Northern Ireland protocol: Critics and protesters ‘offer no alternative’, says EU ambassador

‘No one came with a better idea,’ says top Brussels official

Politicians who want to scrap the Northern Ireland protocol have failed to come up with a better alternative, the EU ambassador to the UK has said, amid an outbreak of violence in the province.

João Vale de Almeida said Conservative MPs and unionist leaders who have railed against the trade border in the Irish Sea must focus on making current Brexit arrangement work.

It comes as Northern Ireland’s justice minister accused the UK government of having stoke the violence by being “dishonest” about the consequences of its hard Brexit policies.

The EU ambassador Mr Vale de Almeida said: “Even those who attack the protocol today, who would like to see it scrapped, have no alternative to the protoco. So that what should be our focus. Our focus should be to implement the protocol.”

He added that the EU would work with Boris Johnson’s government to “make [the protocol] even more flexible” – but insisted its basic principles would have to stay in place.

“The protocol is the solution for the problems created by Brexit in Northern Ireland and that’s where I believe we should focus,” he told The Guardian’s politics podcast.

“[The protocol] took a few years to negotiate, I can guarantee that from listening to those who negotiated – and Michel Barnier and David Frost were among them – I can tell you that they turned every stone to try to find alternatives to this protocol. No one came with a better idea.”

The ambassador said EU chiefs were now carefully examining a plan for the implementation of the protocol delivered to Brussels by No 10 last week. Mr Vale de Almeida said the bloc was “fully committed in a constructive way to find solutions for those problems”.

The top official’s comments come after four nights of violence in some loyalist areas of Northern Ireland. The Police Service of Northern Ireland said 41 officers had been injured, with petrol bombs thrown in the Carrickfergus area.

The Northern Ireland Assembly has been recalled early to discuss the disorder. Politicians, who will gather again at Stormont on Thursday, are united in calling for the violence end – but remain divided over the reasons why it has erupted.

Sinn Fein MLA Gerry Kelly claimed the political rhetoric around the protocol from the DUP and other unionist parties had not helped. “Political figures in unionism are winding young people up and destroying their lives,” he said.

Mark Lindsay, the Police Federation for Northern Ireland chairman, said young people are being “cynically used” by “more sinister elements of society” to cause disorder.

He said a “perfect storm” had emerged linked to various issues, including the decision not to prosecute Sinn Fein members in relation to a large gathering at the funeral of Bobby Storey, as well as problems over the implementation of the protocol.

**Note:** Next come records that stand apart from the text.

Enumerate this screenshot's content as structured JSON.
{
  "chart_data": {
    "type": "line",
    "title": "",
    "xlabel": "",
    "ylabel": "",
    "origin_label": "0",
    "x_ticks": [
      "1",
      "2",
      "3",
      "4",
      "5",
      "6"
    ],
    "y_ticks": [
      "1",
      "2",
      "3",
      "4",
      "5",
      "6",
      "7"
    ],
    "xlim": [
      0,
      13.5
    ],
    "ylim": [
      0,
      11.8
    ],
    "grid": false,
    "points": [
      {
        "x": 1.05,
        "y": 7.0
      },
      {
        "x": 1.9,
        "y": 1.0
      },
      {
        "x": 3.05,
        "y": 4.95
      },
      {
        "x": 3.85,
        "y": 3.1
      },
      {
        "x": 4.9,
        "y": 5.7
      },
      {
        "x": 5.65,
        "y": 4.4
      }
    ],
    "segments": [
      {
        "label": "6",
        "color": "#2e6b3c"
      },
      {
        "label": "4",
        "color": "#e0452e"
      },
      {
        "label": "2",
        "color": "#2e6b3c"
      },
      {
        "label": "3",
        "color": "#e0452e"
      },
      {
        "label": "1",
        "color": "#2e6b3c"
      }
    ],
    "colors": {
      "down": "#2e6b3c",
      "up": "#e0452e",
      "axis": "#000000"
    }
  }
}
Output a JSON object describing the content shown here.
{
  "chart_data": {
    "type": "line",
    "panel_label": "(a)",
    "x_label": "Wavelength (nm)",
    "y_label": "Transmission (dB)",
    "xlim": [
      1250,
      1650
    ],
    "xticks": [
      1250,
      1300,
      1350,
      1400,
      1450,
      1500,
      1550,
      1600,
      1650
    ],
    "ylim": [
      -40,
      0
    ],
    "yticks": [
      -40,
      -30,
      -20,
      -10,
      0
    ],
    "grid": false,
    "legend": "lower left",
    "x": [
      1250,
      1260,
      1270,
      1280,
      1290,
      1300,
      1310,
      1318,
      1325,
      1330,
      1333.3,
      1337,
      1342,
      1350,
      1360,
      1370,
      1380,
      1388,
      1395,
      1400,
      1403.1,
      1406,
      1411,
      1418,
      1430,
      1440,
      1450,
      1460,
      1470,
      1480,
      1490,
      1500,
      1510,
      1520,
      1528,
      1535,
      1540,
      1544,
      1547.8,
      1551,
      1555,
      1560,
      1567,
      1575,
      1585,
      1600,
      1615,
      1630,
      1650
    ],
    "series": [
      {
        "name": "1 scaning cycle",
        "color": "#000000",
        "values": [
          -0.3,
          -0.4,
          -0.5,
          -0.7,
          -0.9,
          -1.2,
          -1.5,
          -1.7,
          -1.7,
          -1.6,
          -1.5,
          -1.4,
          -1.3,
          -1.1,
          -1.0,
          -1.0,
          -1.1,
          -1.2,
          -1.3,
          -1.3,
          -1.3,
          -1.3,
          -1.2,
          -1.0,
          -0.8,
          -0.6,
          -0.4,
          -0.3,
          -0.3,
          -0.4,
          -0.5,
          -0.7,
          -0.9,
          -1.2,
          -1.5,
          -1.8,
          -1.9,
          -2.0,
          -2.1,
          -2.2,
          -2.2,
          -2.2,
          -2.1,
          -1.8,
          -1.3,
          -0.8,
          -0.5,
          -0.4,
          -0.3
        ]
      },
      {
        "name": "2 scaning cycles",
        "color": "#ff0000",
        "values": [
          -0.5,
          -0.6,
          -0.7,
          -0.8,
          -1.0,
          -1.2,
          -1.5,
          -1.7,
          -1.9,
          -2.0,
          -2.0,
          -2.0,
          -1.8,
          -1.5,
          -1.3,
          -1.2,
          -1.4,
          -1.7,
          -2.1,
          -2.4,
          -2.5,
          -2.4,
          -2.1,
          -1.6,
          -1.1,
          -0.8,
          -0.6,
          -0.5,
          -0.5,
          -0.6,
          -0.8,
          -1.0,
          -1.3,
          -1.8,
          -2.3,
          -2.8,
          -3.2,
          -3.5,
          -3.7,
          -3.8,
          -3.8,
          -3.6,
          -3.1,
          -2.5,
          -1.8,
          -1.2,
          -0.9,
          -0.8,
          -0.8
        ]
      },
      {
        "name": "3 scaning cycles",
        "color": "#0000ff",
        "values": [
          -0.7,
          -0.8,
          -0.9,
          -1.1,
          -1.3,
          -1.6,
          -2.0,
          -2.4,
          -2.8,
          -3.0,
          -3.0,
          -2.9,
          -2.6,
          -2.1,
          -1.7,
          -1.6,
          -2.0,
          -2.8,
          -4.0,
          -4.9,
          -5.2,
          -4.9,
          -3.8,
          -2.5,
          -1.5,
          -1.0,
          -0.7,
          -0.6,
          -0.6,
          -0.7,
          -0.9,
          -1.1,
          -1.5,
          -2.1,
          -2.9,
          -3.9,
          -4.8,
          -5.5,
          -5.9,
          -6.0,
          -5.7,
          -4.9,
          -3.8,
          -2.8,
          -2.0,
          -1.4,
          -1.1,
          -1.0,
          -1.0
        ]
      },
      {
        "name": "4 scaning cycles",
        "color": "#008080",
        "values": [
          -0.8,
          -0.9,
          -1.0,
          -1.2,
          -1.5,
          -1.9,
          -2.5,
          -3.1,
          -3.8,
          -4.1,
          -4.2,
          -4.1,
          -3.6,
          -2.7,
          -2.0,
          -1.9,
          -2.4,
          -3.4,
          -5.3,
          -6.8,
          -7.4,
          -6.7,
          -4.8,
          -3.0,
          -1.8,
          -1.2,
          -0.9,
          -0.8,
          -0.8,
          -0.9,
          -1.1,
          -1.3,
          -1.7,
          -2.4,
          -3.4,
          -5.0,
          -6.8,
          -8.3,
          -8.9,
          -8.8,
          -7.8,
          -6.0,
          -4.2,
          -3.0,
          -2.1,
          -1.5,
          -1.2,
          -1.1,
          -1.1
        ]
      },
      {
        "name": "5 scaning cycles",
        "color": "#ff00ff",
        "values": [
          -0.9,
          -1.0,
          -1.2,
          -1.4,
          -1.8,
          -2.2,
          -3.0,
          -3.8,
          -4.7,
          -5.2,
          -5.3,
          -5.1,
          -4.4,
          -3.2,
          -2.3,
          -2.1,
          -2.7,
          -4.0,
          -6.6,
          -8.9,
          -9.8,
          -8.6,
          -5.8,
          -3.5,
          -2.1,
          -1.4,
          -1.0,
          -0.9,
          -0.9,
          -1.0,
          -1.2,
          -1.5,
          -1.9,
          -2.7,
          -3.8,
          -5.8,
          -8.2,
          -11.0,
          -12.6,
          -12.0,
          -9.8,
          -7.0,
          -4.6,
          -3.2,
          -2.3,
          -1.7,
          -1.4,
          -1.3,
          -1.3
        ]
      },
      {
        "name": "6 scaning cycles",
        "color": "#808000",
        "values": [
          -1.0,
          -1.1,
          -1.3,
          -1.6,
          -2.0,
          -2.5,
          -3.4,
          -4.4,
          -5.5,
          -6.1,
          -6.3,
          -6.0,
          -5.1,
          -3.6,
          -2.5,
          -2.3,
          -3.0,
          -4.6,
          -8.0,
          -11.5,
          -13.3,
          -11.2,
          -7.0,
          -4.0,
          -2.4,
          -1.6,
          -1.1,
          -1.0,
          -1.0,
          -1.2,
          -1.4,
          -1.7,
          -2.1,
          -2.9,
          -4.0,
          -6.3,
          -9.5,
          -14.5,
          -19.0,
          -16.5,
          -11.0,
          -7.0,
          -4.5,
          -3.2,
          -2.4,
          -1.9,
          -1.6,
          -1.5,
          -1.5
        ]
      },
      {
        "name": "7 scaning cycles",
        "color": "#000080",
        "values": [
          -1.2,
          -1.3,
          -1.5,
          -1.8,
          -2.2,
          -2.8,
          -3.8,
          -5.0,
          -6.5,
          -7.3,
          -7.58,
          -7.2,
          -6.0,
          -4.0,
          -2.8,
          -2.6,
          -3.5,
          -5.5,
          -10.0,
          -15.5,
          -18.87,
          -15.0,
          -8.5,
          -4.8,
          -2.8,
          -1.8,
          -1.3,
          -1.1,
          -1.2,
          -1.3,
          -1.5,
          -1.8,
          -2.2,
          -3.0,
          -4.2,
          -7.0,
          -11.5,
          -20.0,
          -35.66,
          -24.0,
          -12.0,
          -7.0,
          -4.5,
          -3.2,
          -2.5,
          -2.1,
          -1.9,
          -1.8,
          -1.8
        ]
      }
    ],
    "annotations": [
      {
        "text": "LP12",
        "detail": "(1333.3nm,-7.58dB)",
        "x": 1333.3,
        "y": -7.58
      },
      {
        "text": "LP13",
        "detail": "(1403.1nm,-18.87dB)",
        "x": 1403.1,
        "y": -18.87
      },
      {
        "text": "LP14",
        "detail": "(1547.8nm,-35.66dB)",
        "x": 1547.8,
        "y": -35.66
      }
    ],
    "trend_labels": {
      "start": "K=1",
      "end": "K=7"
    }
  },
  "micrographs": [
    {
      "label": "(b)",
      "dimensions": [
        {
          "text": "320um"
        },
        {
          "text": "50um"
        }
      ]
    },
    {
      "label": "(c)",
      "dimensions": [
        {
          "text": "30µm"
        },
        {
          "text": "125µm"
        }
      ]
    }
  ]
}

Mr Lindsay told BBC Radio 4’s Today programme: “There are young people who are being cynically used by older, more sinister elements of society – more than likely aligned to what we would call paramilitary, but which in anywhere else are criminal organisations and large criminal gangs.

He added: “Young people are often the cannon fodder they use to go onto the streets to attack police.”

Michel Barnier and EU ambassador João Vale de Almeida

Meanwhile Northern Ireland's justice minister Naomi Long said the UK government's "dishonesty" over the consequences of its decision to go with a hard Brexit had contributed to loyalist anger.

“Instead of trying to work through the issues legally, it opted to promote lawlessness by suspending the Northern Ireland protocol," she told BBC Radio 4's Today programme.

“They promised people unfettered access, which is not the case. And they denied the existence of borders, even as those borders were being erected. I think that that dishonesty, and the lack of clarity around these issues has contributed to a sense of anger in parts of our community.”

The minister added: “We have to recognise, and this is fundamental, that when we decided that Brexit was the way forward, and when we choose a particularly hard Brexit, that there would be consequences. And those consequences would be felt most acutely in Northern Ireland, where there is some land border."